The (x, y) pixel coordinates of the approximate centroid positions of identified sources. If xycoords are input, the algorithm will skip the source-finding step.

min_separationfloat, optional

The minimum separation (in pixels) for detected objects. Note that large values may result in long run times.

See also

IRAFStarFinder

Notes

If the star finder is run on an image that is a Quantity array, then threshold and peakmax must have the same units as the image.

For the convolution step, this routine sets pixels beyond the image borders to 0.0. The equivalent parameters in DAOFIND are boundary='constant' and constant=0.0.

The main differences between DAOStarFinder and IRAFStarFinder are:

  • IRAFStarFinder always uses a 2D circular Gaussian kernel, while DAOStarFinder can use an elliptical Gaussian kernel.

  • IRAFStarFinder calculates the objects’ centroid, roundness, and sharpness using image moments.

References

Methods Summary

__call__(data[, mask])

Call self as a function.

find_stars(data[, mask])

Find stars in an astronomical image.

Methods Documentation

__call__(data, mask=None)#

Call self as a function.

find_stars(data, mask=None)[source]#

Find stars in an astronomical image.

Parameters:
data2D array_like

The 2D image array. The image should be background-subtracted.

mask2D bool array, optional

A boolean mask with the same shape as data, where a True value indicates the corresponding element of data is masked. Masked pixels are ignored when searching for stars.

Returns:
tableQTable or None

A table of found stars. None is returned if no stars are found. The table contains the following parameters:

  • id: unique object identification number.

  • xcentroid, ycentroid: object centroid.

  • sharpness: object sharpness.

  • roundness1: object roundness based on symmetry.

  • roundness2: object roundness based on marginal Gaussian fits.

  • npix: the total number of pixels in the Gaussian kernel array.

  • peak: the peak pixel value of the object.

  • flux: the object instrumental flux calculated as the sum of data values within the kernel footprint.

  • mag: the object instrumental magnitude calculated as -2.5 * log10(flux).

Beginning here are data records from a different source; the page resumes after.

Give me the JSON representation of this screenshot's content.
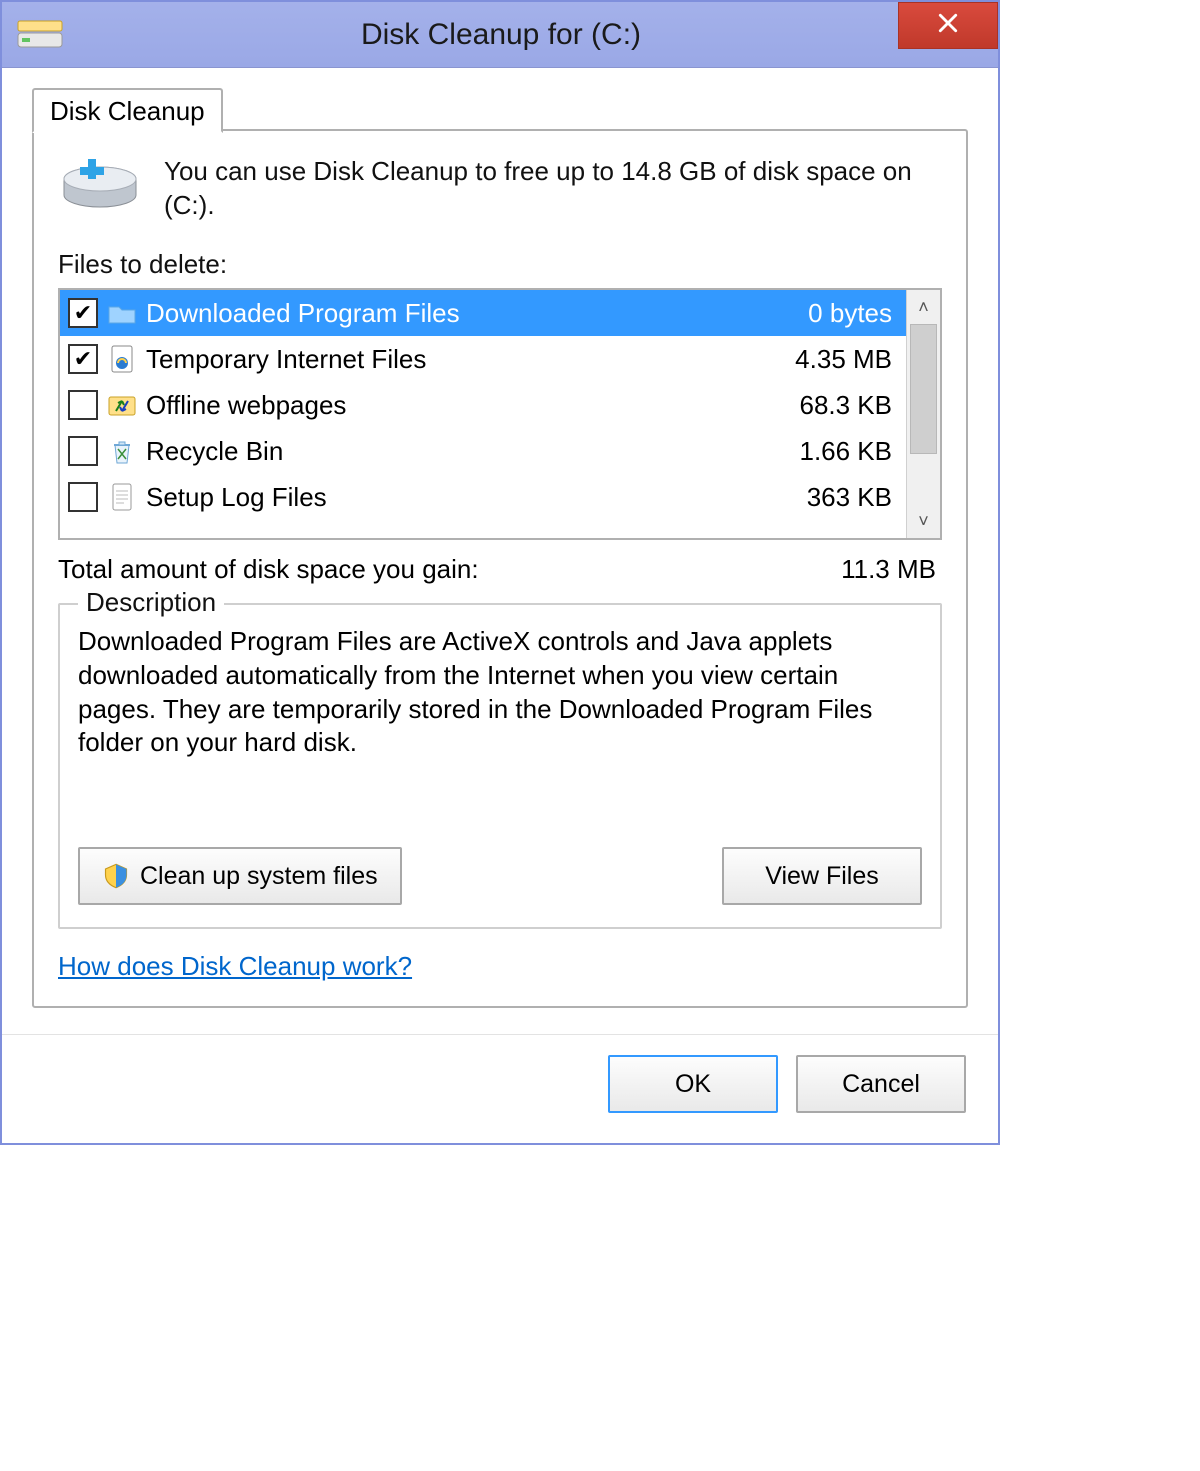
{
  "window": {
    "title": "Disk Cleanup for  (C:)"
  },
  "tab": {
    "label": "Disk Cleanup"
  },
  "intro": {
    "text": "You can use Disk Cleanup to free up to 14.8 GB of disk space on  (C:)."
  },
  "files_label": "Files to delete:",
  "files": [
    {
      "checked": true,
      "icon": "folder",
      "name": "Downloaded Program Files",
      "size": "0 bytes",
      "selected": true
    },
    {
      "checked": true,
      "icon": "iefile",
      "name": "Temporary Internet Files",
      "size": "4.35 MB",
      "selected": false
    },
    {
      "checked": false,
      "icon": "offline",
      "name": "Offline webpages",
      "size": "68.3 KB",
      "selected": false
    },
    {
      "checked": false,
      "icon": "recycle",
      "name": "Recycle Bin",
      "size": "1.66 KB",
      "selected": false
    },
    {
      "checked": false,
      "icon": "logfile",
      "name": "Setup Log Files",
      "size": "363 KB",
      "selected": false
    }
  ],
  "total": {
    "label": "Total amount of disk space you gain:",
    "value": "11.3 MB"
  },
  "description": {
    "legend": "Description",
    "text": "Downloaded Program Files are ActiveX controls and Java applets downloaded automatically from the Internet when you view certain pages. They are temporarily stored in the Downloaded Program Files folder on your hard disk."
  },
  "buttons": {
    "cleanup_system": "Clean up system files",
    "view_files": "View Files",
    "ok": "OK",
    "cancel": "Cancel"
  },
  "help_link": "How does Disk Cleanup work?"
}
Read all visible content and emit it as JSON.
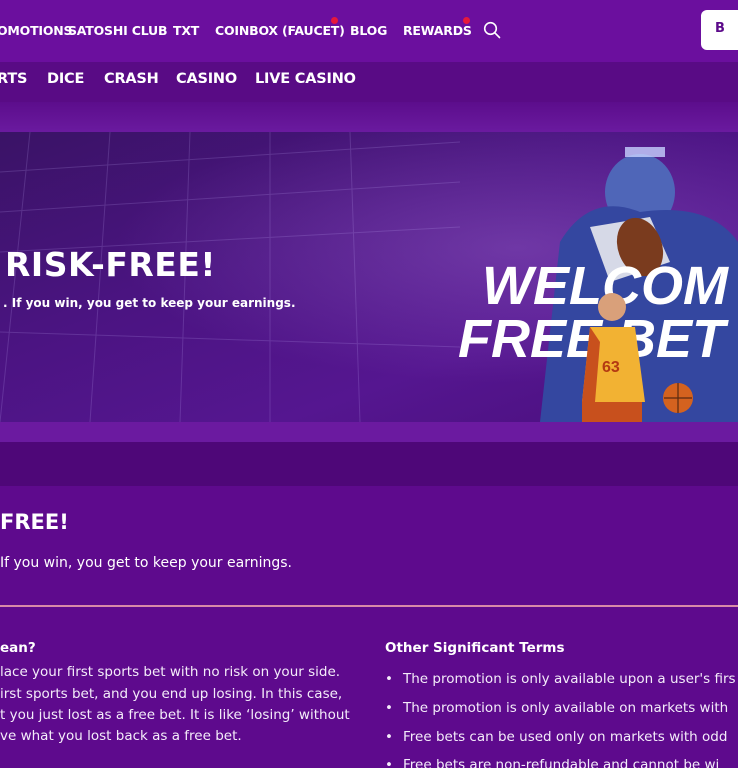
{
  "top_nav": {
    "items": [
      {
        "label": "OMOTIONS"
      },
      {
        "label": "SATOSHI CLUB"
      },
      {
        "label": "TXT"
      },
      {
        "label": "COINBOX (FAUCET)"
      },
      {
        "label": "BLOG"
      },
      {
        "label": "REWARDS"
      }
    ],
    "notification_color": "#e6183c",
    "right_button_label": "B"
  },
  "sub_nav": {
    "items": [
      {
        "label": "RTS"
      },
      {
        "label": "DICE"
      },
      {
        "label": "CRASH"
      },
      {
        "label": "CASINO"
      },
      {
        "label": "LIVE CASINO"
      }
    ]
  },
  "hero": {
    "title": "RISK-FREE!",
    "subtitle": ". If you win, you get to keep your earnings.",
    "banner_line1": "WELCOM",
    "banner_line2": "FREE BET",
    "jersey_number": "63"
  },
  "content": {
    "title": "FREE!",
    "subtitle": "If you win, you get to keep your earnings.",
    "left_heading": "ean?",
    "left_paragraph": [
      "lace your first sports bet with no risk on your side.",
      "irst sports bet, and you end up losing. In this case,",
      "t you just lost as a free bet. It is like ‘losing’ without",
      "ve what you lost back as a free bet."
    ],
    "right_heading": "Other Significant Terms",
    "terms": [
      "The promotion is only available upon a user's firs",
      "The promotion is only available on markets with",
      "Free bets can be used only on markets with odd",
      "Free bets are non-refundable and cannot be wi"
    ]
  },
  "colors": {
    "brand_purple": "#5c0a8a",
    "nav_purple": "#6b0f9e",
    "divider_pink": "#d98aa8"
  }
}
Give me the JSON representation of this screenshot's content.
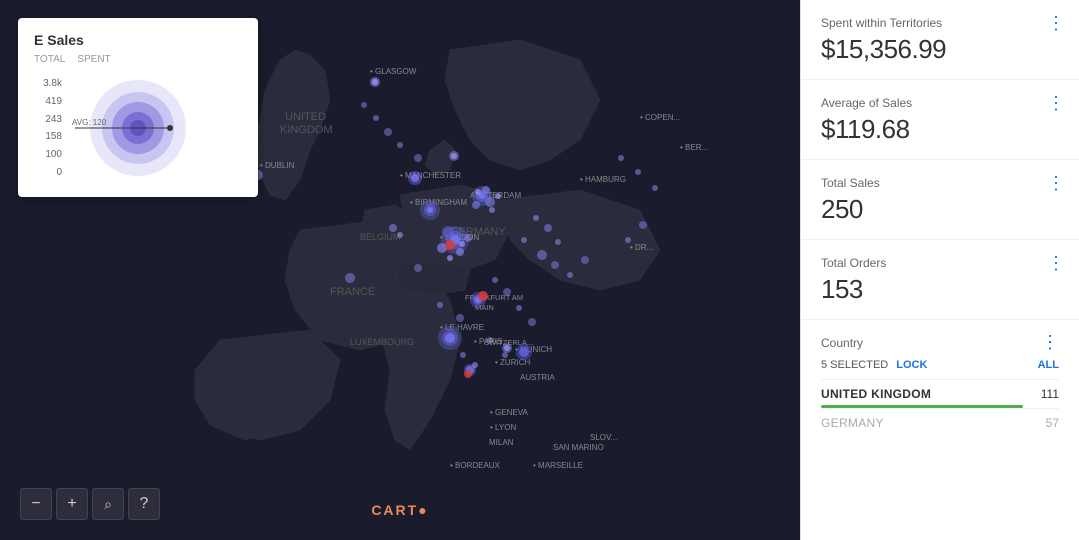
{
  "chart": {
    "title": "E Sales",
    "col1": "TOTAL",
    "col2": "SPENT",
    "y_labels": [
      "3.8k",
      "419",
      "243",
      "158",
      "100",
      "0"
    ],
    "avg_label": "AVG: 120"
  },
  "map": {
    "carto_text": "CART",
    "carto_dot": "●"
  },
  "controls": {
    "zoom_out": "−",
    "zoom_in": "+",
    "search": "⌕",
    "help": "?"
  },
  "metrics": [
    {
      "label": "Spent within Territories",
      "value": "$15,356.99"
    },
    {
      "label": "Average of Sales",
      "value": "$119.68"
    },
    {
      "label": "Total Sales",
      "value": "250"
    },
    {
      "label": "Total Orders",
      "value": "153"
    }
  ],
  "country_filter": {
    "title": "Country",
    "selected_text": "5 SELECTED",
    "lock_text": "LOCK",
    "all_text": "ALL",
    "rows": [
      {
        "name": "UNITED KINGDOM",
        "count": "111",
        "selected": true,
        "bar_pct": 85
      },
      {
        "name": "GERMANY",
        "count": "57",
        "selected": false,
        "bar_pct": 0
      }
    ]
  }
}
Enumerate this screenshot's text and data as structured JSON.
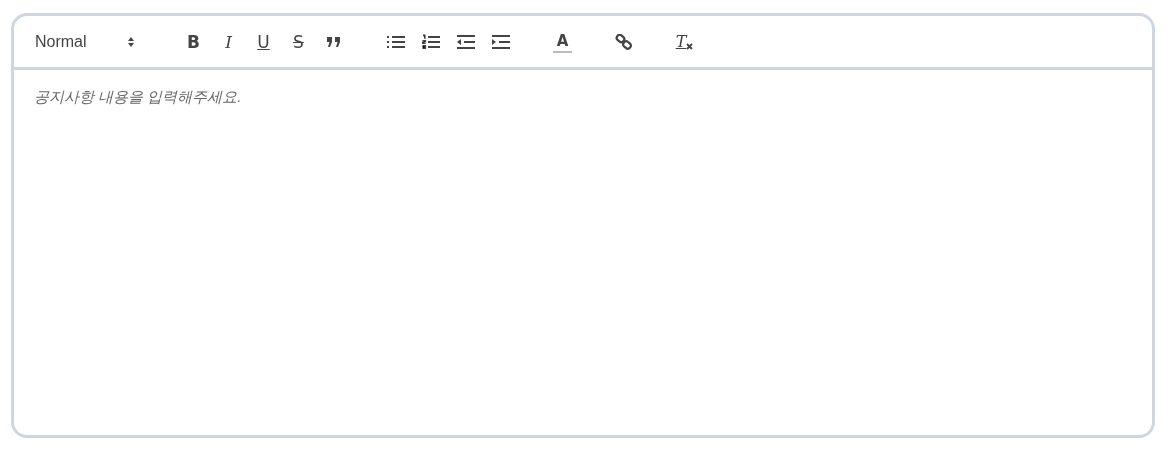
{
  "toolbar": {
    "format": {
      "value": "Normal"
    },
    "groups": [
      [
        {
          "kind": "bold",
          "label": "B"
        },
        {
          "kind": "italic",
          "label": "I"
        },
        {
          "kind": "underline",
          "label": "U"
        },
        {
          "kind": "strike",
          "label": "S"
        },
        {
          "kind": "blockquote"
        }
      ],
      [
        {
          "kind": "bullet-list"
        },
        {
          "kind": "ordered-list"
        },
        {
          "kind": "outdent"
        },
        {
          "kind": "indent"
        }
      ],
      [
        {
          "kind": "color",
          "label": "A"
        }
      ],
      [
        {
          "kind": "link"
        }
      ],
      [
        {
          "kind": "clean",
          "label": "T"
        }
      ]
    ]
  },
  "editor": {
    "placeholder": "공지사항 내용을 입력해주세요."
  }
}
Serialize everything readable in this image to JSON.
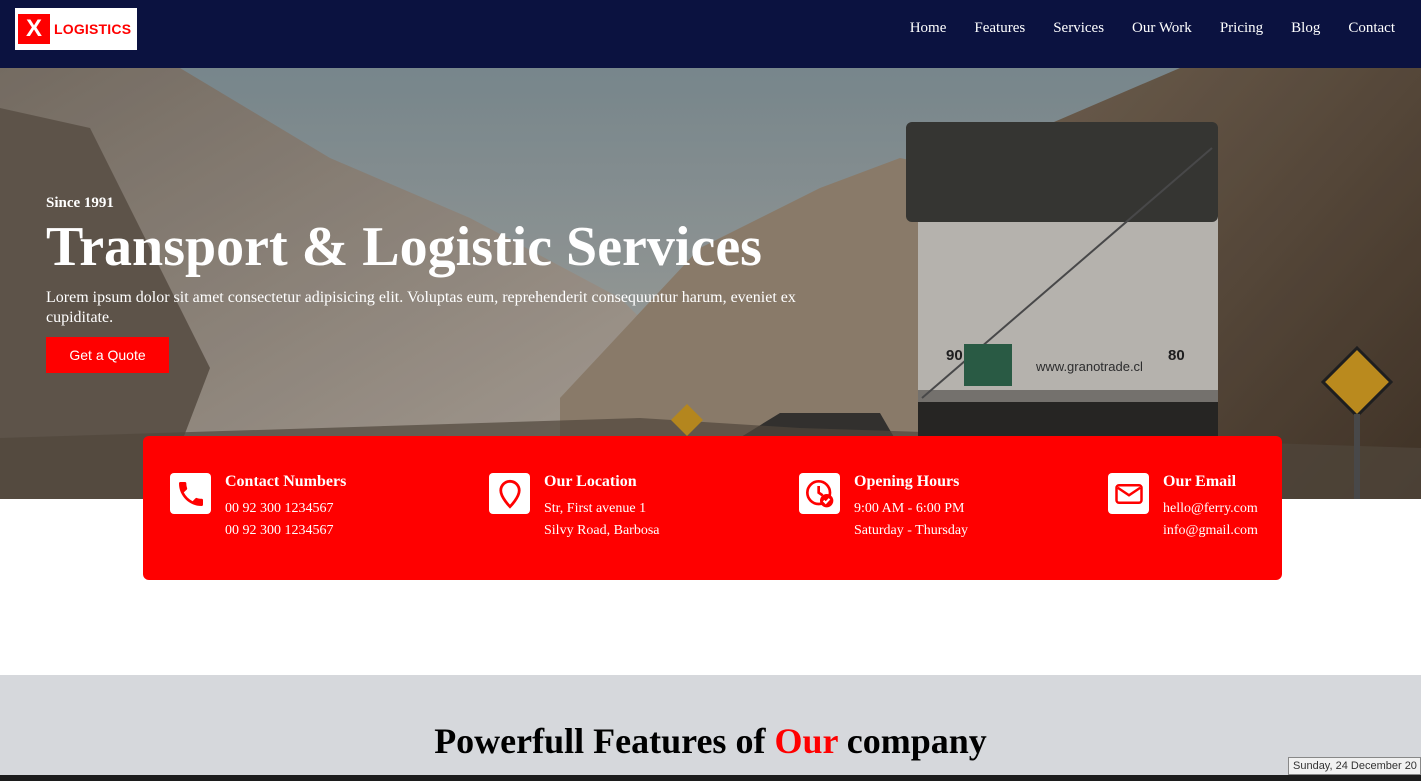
{
  "brand": {
    "logo_mark": "X",
    "logo_text": "LOGISTICS",
    "colors": {
      "primary": "#ff0000",
      "navbar": "#0b1240"
    }
  },
  "nav": {
    "items": [
      "Home",
      "Features",
      "Services",
      "Our Work",
      "Pricing",
      "Blog",
      "Contact"
    ]
  },
  "hero": {
    "eyebrow": "Since 1991",
    "title": "Transport & Logistic Services",
    "description": "Lorem ipsum dolor sit amet consectetur adipisicing elit. Voluptas eum, reprehenderit consequuntur harum, eveniet ex cupiditate.",
    "cta": "Get a Quote"
  },
  "info": [
    {
      "icon": "phone-icon",
      "title": "Contact Numbers",
      "lines": [
        "00 92 300 1234567",
        "00 92 300 1234567"
      ]
    },
    {
      "icon": "location-pin-icon",
      "title": "Our Location",
      "lines": [
        "Str, First avenue 1",
        "Silvy Road, Barbosa"
      ]
    },
    {
      "icon": "clock-icon",
      "title": "Opening Hours",
      "lines": [
        "9:00 AM - 6:00 PM",
        "Saturday - Thursday"
      ]
    },
    {
      "icon": "mail-icon",
      "title": "Our Email",
      "lines": [
        "hello@ferry.com",
        "info@gmail.com"
      ]
    }
  ],
  "features": {
    "title_before": "Powerfull Features of ",
    "title_accent": "Our",
    "title_after": " company"
  },
  "taskbar": {
    "date": "Sunday, 24 December 20"
  }
}
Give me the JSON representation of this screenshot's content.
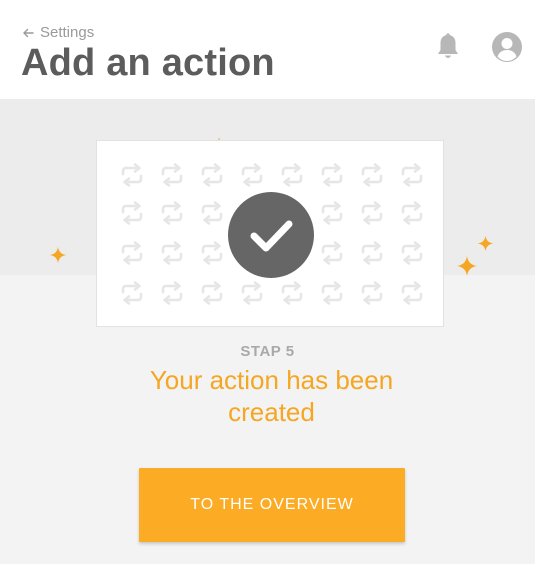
{
  "header": {
    "back_label": "Settings",
    "title": "Add an action",
    "icons": [
      "arrow-left-icon",
      "bell-icon",
      "user-avatar-icon"
    ]
  },
  "main": {
    "step_label": "STAP 5",
    "success_message": "Your action has been created",
    "overview_button_label": "TO THE OVERVIEW",
    "illustration_icons": [
      "repeat-arrows-icon",
      "checkmark-icon",
      "sparkle-icon"
    ]
  },
  "colors": {
    "accent": "#fbab24",
    "accent_text": "#f5a623",
    "title": "#5c5c5c",
    "muted": "#a9a9a9",
    "badge": "#666666",
    "background": "#f3f3f3"
  }
}
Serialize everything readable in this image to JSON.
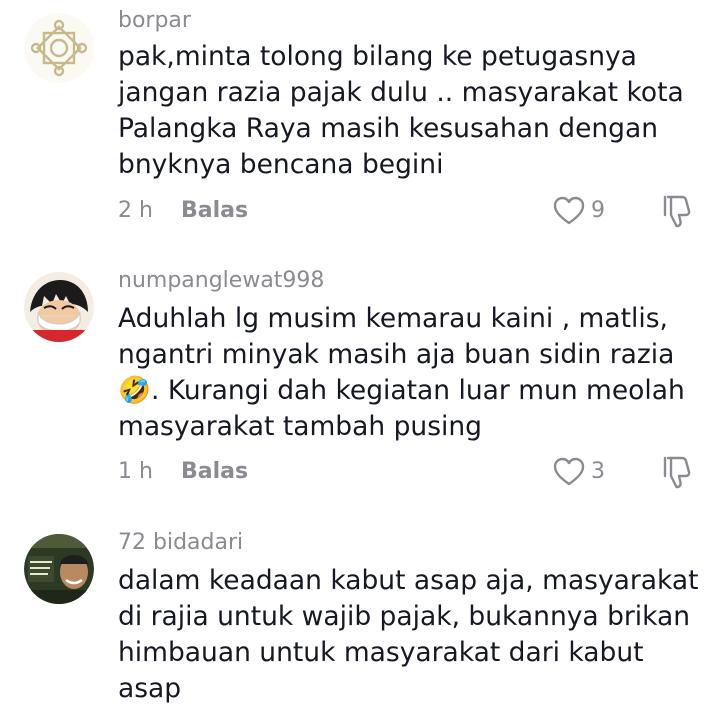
{
  "comments": [
    {
      "avatar": "ornament-logo-avatar",
      "username": "borpar",
      "text": "pak,minta tolong bilang ke petugasnya\njangan razia pajak dulu .. masyarakat kota\nPalangka Raya masih kesusahan dengan\nbnyknya bencana begini",
      "time": "2 h",
      "reply_label": "Balas",
      "likes": "9"
    },
    {
      "avatar": "cartoon-masked-boy-avatar",
      "username": "numpanglewat998",
      "text": "Aduhlah lg musim kemarau kaini , matlis,\nngantri minyak masih aja buan sidin razia\n🤣. Kurangi dah kegiatan luar mun meolah\nmasyarakat tambah pusing",
      "time": "1 h",
      "reply_label": "Balas",
      "likes": "3"
    },
    {
      "avatar": "meme-photo-avatar",
      "username": "72 bidadari",
      "text": "dalam keadaan kabut asap aja, masyarakat\ndi rajia untuk wajib pajak, bukannya brikan\nhimbauan untuk masyarakat dari kabut\nasap"
    }
  ],
  "colors": {
    "text": "#161823",
    "muted": "#8a8b91",
    "ornament": "#c9b98a"
  }
}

  • daofind_mag: the “mag” parameter returned by the DAOFIND algorithm. It is a measure of the intensity ratio of the amplitude of the best fitting Gaussian function at the object position to the detection threshold. This parameter is reported only for comparison to the IRAF DAOFIND output. It should not be interpreted as a magnitude derived from an integrated flux.